Mount St. Mary celebrated its 150th anniversary during Founder’s Week in 2001. Bishop Andrew McDonald celebrated a mass with students, faculty, and guests in the gymnasium. One guest, Governor Mike Huckabee, declared February 5 to be “Sisters of Mercy Day” in Arkansas.
Mount St. Mary students live in and outside of greater Little Rock. Some travel from Benton (Saline County), Cabot (Lonoke County), Conway (Faulkner County), England (Lonoke County), Hot Springs (Garland County), Pine Bluff (Jefferson County), and Roland (Pulaski County). Ninety-eight to 100 percent of students enroll in college after graduation.

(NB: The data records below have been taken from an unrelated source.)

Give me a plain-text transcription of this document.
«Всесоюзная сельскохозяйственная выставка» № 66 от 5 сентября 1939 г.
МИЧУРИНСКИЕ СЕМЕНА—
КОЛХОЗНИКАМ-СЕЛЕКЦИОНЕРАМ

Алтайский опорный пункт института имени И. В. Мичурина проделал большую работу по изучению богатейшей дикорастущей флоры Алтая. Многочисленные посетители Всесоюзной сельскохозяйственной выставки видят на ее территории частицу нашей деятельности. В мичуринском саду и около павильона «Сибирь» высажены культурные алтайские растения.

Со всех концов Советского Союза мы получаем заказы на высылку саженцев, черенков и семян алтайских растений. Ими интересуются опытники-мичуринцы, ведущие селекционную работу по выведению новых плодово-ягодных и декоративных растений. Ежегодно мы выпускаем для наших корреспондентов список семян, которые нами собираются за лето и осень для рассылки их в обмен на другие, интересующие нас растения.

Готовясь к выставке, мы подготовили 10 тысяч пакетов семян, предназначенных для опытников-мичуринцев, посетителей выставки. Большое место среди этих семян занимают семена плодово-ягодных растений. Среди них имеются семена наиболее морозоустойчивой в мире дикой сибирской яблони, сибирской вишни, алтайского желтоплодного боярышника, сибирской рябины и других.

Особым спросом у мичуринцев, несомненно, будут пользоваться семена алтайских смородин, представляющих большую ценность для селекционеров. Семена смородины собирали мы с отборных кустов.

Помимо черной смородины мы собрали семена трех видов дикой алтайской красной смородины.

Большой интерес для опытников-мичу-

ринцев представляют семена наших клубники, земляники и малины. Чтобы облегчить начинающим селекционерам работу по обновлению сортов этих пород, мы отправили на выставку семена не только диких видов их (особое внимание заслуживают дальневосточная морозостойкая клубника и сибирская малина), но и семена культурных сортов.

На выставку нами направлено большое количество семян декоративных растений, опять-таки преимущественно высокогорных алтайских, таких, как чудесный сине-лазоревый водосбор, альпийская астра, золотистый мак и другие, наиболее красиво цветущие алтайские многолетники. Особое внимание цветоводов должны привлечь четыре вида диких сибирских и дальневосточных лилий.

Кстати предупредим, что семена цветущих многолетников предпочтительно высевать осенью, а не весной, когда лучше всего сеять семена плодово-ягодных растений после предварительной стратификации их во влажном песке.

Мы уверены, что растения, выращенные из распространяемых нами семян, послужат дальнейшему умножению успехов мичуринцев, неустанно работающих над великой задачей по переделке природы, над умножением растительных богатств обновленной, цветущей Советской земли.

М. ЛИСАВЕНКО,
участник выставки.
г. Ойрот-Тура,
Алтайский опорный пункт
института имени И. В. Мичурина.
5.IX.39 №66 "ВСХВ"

For additional information:
Hayes, Jan. History of Mount St. Mary’s Academy, Little Rock, Arkansas, 1851–1987. St. Louis, MO: Sisters of Mercy, 1987.
Lester, Jim, and Judy Lester. Greater Little Rock: A Pictorial History. Norfolk, VA: The Donning Company, 1986.
The Mercian. Digitized yearbook collection. Butler Center for Arkansas Studies. Central Arkansas Library System, Little Rock, Arkansas.
Mount St. Mary Academy. http://www.mtstmary.edu/ (accessed August 3, 2023).
“Supplement 2001.” The Mercian. (2001).
Woods, James M. Mission and Memory: A History of the Catholic Church in Arkansas. Little Rock: August House, 1992.